3. La France serait en retard. Mais la France respecte, du moins pour son électricité, ses engagements climatiques. Sont par contre en retard les pays qui ont investi massivement dans les EnR, dont l’intermittence est palliée par une production d'origine fossile : gaz, voire charbon comme en Allemagne.
4. Les procédures applicables seraient trop lourdes. Mais la qualité d’une procédure se mesure au niveau de protection des intérêts prioritaires que sont l'environnement et la santé publique, ainsi qu’à la participation des citoyens dans la prise de décision selon la convention d’Aarhus, que la France a ratifiée.
III- Quels sont les problèmes que posent les articles du projet déposé :
Le gouvernement a fait machine arrière sur de nombreuses dispositions qui visiblement étaient la « commande » de la filière des EnR (relèvement des seuils de soumission à l'évaluation environnementale, et diverses dérogations de procédure contraires à la convention d’Aarhus), mais il demeure dans le texte proposé de nombreuses dispositions inacceptables pour une protection durable de l’environnement, citons-en quatre :
a, Simplification des procédures pour le développement du photovoltaïque sur les terres agricoles, pastorales ou forestières.
Mais le gouvernement oublie que l’ADEME a recensé en 2019 un potentiel solaire de 49 GW sur des sols déjà artificialisés et malheureusement non renaturables (friches industrielles, délaissés routiers et ferroviaires, anciennes carrières).
b, Reconnaissance aux EnR d'un intérêt public majeur permettant de déroger à l’obligation de respect des espèces protégées.
Mais on peine à comprendre pourquoi des énergies qui ne décarbonent pas, qui ne sont pas compétitives, qui ne contribuent pas à la sécurité d’approvisionnement de nos concitoyens et de leurs entreprises, et qui enfin ne respectent pas, ou si peu, l’environnement, pourquoi et comment elles pourraient être d’intérêt public majeur. C’est tout simplement absurde.
c, Simplification des procédures applicables à l'éolien en mer.
Mais le texte ne montre aucun souci de prévention des impacts sur les milieux marins et sur la ressource halieutique, et il ne fait aucune référence à la résolution protectrice votée par le Parlement européen le 7 juillet 2021.
d, Réduction des factures des ménages résidents proches d’éoliennes, afin de faciliter leur acceptation.
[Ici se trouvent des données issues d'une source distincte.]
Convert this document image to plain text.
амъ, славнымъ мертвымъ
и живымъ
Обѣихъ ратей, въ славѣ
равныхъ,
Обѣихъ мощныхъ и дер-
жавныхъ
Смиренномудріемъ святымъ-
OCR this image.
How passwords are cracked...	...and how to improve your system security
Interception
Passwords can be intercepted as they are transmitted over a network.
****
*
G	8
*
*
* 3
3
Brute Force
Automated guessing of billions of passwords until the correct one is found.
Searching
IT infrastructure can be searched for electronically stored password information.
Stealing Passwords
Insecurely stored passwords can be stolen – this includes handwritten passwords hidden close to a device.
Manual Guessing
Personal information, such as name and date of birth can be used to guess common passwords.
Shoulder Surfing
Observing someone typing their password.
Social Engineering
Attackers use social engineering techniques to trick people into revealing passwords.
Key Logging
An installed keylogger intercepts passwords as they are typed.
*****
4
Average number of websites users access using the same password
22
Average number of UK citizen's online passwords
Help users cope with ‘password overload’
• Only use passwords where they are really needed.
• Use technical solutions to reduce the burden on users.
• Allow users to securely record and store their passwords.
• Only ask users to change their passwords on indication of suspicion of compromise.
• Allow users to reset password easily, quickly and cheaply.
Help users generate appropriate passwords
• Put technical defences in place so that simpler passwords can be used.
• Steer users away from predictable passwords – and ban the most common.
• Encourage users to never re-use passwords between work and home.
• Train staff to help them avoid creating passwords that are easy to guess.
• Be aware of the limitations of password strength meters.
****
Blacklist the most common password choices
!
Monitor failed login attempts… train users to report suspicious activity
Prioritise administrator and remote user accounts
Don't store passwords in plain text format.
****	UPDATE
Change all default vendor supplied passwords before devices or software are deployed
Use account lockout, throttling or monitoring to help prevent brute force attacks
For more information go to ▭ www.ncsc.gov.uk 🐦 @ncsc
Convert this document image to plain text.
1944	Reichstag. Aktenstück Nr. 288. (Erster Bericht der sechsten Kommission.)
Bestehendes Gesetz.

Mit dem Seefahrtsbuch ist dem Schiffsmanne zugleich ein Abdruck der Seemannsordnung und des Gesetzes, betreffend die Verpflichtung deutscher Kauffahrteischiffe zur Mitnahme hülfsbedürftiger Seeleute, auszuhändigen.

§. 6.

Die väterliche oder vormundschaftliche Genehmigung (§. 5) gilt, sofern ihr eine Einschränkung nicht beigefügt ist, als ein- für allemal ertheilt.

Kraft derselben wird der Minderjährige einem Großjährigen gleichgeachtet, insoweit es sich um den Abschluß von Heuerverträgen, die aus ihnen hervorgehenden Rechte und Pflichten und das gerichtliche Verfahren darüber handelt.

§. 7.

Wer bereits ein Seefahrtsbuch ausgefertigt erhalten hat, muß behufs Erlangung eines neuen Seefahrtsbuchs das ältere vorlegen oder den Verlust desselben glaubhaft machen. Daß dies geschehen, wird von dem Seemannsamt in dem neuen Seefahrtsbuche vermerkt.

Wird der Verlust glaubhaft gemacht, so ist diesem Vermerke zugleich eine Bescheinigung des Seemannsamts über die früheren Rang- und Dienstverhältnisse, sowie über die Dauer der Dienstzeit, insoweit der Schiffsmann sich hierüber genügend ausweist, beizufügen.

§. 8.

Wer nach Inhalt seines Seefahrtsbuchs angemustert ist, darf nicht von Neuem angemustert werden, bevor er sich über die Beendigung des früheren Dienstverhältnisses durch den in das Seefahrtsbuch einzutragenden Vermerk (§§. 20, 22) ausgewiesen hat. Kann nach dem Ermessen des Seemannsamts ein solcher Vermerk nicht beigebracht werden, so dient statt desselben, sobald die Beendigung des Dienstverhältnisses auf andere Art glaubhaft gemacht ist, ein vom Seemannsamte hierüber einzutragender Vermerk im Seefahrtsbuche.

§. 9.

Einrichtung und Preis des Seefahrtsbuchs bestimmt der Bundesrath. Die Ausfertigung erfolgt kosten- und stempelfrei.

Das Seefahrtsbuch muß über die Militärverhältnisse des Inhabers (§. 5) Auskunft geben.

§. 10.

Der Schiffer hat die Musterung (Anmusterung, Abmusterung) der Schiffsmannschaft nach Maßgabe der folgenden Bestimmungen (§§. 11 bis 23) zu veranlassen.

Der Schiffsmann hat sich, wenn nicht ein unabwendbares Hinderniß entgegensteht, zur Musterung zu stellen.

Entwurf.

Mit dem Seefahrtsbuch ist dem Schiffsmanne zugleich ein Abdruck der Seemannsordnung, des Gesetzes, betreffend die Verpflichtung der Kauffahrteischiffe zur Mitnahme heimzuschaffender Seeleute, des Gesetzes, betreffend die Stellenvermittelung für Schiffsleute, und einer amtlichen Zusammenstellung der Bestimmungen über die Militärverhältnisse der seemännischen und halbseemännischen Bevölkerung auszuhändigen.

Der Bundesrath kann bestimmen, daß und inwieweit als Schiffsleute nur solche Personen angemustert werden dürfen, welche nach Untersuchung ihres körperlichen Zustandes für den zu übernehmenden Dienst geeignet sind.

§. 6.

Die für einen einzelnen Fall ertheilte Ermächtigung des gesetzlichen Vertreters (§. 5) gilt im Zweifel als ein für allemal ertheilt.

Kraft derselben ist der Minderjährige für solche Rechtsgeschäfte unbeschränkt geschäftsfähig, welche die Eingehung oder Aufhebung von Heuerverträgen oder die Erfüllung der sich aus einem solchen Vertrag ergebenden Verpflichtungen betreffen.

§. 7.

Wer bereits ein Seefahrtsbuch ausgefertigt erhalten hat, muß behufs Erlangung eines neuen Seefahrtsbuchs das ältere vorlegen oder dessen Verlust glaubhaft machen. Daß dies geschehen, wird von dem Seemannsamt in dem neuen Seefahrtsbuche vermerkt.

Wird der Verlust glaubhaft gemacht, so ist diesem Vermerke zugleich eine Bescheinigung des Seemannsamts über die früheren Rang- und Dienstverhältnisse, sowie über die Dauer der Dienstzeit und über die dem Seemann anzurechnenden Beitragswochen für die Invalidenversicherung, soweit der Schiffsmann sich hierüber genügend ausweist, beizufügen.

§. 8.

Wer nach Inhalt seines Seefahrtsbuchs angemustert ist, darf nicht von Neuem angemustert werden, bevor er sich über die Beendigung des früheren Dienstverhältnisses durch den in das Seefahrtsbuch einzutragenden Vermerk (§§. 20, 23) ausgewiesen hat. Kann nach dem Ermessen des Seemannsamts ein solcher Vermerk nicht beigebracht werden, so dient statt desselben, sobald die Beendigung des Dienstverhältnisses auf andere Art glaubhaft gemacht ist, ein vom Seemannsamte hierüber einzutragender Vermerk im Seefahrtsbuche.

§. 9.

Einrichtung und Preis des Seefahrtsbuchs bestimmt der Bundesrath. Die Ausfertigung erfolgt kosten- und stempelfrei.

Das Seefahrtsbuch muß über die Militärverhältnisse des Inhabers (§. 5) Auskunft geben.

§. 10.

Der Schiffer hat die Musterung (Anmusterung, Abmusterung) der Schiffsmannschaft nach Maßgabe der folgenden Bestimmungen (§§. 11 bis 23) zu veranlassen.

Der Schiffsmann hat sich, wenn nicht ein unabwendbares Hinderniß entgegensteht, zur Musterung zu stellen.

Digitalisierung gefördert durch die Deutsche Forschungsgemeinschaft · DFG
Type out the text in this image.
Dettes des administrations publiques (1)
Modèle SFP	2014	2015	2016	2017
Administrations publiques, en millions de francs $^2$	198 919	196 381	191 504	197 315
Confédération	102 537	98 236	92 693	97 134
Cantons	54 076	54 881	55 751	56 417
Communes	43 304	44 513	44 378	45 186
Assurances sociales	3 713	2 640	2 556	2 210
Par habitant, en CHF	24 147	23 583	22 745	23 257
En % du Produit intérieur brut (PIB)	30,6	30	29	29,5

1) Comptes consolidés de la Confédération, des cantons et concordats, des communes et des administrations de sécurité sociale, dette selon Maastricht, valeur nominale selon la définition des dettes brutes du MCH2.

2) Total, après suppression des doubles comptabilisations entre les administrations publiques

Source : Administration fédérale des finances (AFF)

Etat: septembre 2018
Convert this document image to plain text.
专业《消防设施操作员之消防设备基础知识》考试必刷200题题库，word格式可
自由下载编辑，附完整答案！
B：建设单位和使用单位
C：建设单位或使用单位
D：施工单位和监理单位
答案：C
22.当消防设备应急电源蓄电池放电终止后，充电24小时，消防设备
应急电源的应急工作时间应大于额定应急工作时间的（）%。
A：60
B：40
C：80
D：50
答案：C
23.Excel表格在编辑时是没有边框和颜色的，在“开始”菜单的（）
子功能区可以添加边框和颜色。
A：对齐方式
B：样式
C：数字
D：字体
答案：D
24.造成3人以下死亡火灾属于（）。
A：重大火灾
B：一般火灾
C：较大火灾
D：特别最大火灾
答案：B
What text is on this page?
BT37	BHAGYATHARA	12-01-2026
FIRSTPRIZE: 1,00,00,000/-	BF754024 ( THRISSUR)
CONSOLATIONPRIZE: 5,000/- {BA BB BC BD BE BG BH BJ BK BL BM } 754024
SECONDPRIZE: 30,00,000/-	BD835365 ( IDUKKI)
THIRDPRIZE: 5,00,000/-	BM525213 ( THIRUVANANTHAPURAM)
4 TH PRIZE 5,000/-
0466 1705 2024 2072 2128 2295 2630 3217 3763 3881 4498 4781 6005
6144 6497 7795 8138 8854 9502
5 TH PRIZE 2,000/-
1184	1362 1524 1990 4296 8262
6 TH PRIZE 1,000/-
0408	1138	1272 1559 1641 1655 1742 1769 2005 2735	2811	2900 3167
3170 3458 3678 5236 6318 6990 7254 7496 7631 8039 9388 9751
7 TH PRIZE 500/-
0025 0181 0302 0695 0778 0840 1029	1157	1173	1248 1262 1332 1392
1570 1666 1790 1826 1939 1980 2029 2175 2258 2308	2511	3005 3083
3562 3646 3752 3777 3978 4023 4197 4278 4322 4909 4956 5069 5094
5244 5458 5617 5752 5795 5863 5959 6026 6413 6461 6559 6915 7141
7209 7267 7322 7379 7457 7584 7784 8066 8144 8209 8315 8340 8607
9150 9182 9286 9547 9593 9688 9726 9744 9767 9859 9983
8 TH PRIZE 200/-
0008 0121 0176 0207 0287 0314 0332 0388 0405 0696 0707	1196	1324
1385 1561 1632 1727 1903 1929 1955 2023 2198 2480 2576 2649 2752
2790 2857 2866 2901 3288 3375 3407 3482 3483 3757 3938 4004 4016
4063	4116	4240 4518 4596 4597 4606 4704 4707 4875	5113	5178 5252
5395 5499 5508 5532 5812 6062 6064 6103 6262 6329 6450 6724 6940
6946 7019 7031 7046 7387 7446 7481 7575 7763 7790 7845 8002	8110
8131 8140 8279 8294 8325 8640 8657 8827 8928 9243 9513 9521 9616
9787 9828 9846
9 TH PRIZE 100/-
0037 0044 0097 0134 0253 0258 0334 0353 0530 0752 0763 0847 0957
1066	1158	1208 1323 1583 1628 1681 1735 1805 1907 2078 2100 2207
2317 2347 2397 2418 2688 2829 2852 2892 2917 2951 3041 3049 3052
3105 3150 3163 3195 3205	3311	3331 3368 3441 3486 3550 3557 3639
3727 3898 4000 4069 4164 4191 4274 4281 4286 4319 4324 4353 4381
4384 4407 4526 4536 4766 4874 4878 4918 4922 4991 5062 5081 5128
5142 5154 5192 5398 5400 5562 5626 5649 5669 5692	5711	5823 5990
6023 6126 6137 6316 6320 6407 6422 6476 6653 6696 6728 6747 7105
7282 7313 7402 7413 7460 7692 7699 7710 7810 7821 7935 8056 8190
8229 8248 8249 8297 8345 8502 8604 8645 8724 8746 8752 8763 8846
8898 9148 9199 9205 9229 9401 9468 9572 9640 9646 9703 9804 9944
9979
L’Etat peut-il acheter la complaisance des « ménages résidents proches » au détriment de la beauté du monde, au détriment de la biodiversité, ou des riverains ? Où est l’éthique ?
Les Écologistes tiennent à rappeler la décision du Conseil Constitutionnel du 12 août 2022 " la préservation de l’environnement doit être recherchée au même titre que les autres intérêts fondamentaux de la Nation " et " les choix destinés à répondre aux besoins du présent ne doivent pas compromettre la capacité des générations futures à satisfaire leurs propres besoins "
La société se comporterait-elle comme un drogué prêt à faire n’importe quoi pour avoir sa dose ? Notre société serait-elle à ce point dépendante de l’électricité qu’elle serait prête à sacrifier ce qu’elle s’est évertuée à préserver depuis un demi-siècle, depuis la première Loi de protection de la nature de juillet 1976 ?
Nous demandons de placer l’urgence et les moyens financiers de notre pays dans la recherche de la sobriété et des moyens de diminuer le recours aux énergies fossiles et de réduire notre consommation d’électricité.
La pression liée à la convergence des crises climatique et énergétique, ne doit pas nous pousser à nous jeter tête baissée vers toutes les formes d'énergies au prétexte qu'elles sont qualifiées de renouvelable. Les choses doivent être étudiées au cas par cas, sans a priori et en gardant en tête l'impératif de sauvegarder la biodiversité qui constitue l'enjeu écologique majeur. La première chose à faire est bien sur de lutter pour les économies d'énergie, la seconde de ne pas empiéter sur les territoires pour des résultats très marginaux en terme de production.